The Axiom of Determinacy (AD), first introduced in the 1960s, is the statement that all such infinite games are determined, i.e., either one or the other player has a winning strategy. AD is inconsistent with the Axiom of Choice, but holds in certain models of ZF + Dependent Choice. In fact, an alternative approach is to consider Determinacy restricted to the class of sets of reals of a certain complexity. This does not contradict ZFC.
In this project, the students will independently study the material using lecture notes and textbook material. We will cover the basics of infinite games (e.g., contradiction with the Axiom of Choice, determinacy of open/closed games, and relations to topology of the Baire Space), followed by applications to regularity properties for sets of reals and Wadge reducibility. Depending on the time, we will look at additional applications of infinite games.
There will be several assignments that students will complete at home and submit for a passing grade in the project.
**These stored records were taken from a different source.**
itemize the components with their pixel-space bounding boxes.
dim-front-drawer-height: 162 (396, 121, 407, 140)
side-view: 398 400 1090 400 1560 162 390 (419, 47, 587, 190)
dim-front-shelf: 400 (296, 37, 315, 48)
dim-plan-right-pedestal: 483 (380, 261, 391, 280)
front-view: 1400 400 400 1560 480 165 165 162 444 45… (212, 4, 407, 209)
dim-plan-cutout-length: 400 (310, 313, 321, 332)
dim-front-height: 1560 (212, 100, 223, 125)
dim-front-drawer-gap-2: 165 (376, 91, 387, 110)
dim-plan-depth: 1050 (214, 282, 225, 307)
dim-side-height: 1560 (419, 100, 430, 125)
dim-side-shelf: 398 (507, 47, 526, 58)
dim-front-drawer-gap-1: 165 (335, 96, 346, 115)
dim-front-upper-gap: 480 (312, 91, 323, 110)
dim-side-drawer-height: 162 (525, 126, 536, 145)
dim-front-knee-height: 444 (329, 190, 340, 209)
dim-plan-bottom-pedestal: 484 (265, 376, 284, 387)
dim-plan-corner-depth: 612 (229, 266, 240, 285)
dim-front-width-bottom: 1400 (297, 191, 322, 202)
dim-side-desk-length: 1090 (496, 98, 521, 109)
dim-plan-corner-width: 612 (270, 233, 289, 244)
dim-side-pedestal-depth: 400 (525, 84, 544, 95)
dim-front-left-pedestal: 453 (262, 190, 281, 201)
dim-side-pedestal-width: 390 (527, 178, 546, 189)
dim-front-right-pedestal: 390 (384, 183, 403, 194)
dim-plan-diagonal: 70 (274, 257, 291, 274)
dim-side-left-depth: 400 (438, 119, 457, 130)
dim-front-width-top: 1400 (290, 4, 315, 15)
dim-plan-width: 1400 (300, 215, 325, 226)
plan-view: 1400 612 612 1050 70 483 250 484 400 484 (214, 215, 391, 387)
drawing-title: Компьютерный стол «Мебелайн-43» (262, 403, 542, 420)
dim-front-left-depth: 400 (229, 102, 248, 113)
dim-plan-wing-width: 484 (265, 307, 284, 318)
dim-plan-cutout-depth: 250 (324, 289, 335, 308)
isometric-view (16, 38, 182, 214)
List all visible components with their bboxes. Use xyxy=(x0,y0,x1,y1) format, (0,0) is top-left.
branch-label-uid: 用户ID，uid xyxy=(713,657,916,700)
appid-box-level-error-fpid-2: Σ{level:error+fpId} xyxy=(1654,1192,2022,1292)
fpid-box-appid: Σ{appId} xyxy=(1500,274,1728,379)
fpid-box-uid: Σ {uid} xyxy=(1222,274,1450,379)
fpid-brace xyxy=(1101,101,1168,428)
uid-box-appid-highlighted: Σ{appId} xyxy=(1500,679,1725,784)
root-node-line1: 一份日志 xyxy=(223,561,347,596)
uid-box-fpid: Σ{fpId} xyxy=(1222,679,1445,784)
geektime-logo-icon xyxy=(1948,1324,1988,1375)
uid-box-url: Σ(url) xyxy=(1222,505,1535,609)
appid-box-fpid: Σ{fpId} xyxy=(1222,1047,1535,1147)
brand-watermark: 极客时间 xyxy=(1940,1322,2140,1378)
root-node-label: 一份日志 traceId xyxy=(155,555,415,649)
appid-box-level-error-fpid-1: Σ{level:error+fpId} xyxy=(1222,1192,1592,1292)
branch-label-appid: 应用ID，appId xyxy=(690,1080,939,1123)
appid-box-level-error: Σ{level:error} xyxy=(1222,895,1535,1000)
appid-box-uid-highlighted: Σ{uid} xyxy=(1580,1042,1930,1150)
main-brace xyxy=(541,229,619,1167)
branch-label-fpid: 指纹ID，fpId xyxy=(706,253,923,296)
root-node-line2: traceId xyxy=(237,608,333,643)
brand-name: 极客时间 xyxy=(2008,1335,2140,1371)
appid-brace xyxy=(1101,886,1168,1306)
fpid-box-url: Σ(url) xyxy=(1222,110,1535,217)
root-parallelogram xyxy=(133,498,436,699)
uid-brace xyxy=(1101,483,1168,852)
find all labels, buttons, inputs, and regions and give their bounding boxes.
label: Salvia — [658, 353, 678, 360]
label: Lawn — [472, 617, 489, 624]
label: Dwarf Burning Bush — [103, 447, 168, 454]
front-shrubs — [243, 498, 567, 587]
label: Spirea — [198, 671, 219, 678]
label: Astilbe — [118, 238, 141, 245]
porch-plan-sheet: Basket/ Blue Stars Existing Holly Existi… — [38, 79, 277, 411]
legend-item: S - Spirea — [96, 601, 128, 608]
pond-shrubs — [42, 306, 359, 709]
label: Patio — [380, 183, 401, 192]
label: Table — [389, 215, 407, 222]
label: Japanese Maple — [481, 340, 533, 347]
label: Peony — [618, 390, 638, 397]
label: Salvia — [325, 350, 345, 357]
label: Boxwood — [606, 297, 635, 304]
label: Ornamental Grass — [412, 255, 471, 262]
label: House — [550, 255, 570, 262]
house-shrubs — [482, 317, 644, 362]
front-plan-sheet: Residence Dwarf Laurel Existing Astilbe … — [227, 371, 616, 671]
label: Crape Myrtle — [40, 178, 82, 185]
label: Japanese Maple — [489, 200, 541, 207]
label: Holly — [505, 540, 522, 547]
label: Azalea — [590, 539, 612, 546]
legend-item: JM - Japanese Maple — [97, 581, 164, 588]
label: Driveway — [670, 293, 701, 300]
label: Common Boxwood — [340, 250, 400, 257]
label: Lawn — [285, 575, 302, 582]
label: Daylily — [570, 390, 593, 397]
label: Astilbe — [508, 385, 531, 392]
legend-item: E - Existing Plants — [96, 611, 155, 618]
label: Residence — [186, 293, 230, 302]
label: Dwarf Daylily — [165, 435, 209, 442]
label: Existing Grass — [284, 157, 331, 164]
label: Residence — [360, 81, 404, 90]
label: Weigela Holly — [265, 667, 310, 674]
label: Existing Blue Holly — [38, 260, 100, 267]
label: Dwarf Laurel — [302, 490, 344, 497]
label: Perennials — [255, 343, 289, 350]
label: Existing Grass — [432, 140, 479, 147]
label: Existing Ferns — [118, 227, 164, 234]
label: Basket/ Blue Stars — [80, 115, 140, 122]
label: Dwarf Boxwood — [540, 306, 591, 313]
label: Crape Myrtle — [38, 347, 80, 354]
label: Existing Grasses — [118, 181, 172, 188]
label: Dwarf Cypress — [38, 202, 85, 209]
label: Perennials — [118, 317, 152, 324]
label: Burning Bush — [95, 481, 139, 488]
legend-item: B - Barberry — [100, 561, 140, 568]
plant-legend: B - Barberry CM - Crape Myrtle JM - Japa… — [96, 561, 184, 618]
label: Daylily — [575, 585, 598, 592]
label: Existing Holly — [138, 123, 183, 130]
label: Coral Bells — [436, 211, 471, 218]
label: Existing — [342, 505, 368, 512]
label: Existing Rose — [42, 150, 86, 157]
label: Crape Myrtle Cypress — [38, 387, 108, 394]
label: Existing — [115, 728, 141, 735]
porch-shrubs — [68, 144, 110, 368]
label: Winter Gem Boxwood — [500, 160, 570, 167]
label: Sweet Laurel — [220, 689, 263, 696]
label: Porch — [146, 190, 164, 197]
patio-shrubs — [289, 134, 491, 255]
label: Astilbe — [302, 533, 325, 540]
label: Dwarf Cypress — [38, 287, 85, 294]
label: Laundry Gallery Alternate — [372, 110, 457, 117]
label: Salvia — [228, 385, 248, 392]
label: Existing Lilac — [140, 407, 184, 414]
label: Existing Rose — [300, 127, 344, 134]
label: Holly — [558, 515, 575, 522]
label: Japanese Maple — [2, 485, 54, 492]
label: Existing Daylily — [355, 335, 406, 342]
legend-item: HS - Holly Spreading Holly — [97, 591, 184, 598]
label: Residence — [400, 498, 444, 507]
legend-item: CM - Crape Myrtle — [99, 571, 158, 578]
- The basic definition of finite and infinite games and winning strategies (Sofia: chapters 1 and 2).
- ZFC implies that not all games are determined (Sofia: 2.3 and 2.4).
- Determinacy of open/closed games (Sofia: chapter 3)
- Basic topology on the Baire space (Sofia: chapter 4 and 5.1).
- The perfect set property (Sofia: 5.2, Kanamori pp 374-375)
- The Baire property (Sofia: 5.3, Kanamori pp 373-374)
- Lebesgue measure (Additional notes, Kanamori pp 375-377)
- Flip sets and Wadge reducibility (Sofia: 5.4 and 5.5)
- ω1 under AD (Kanamori: Proposition 27.11, Exercise 27.12, Proposition 28.1 and Theorem 28.2 (pp 379; 383-384))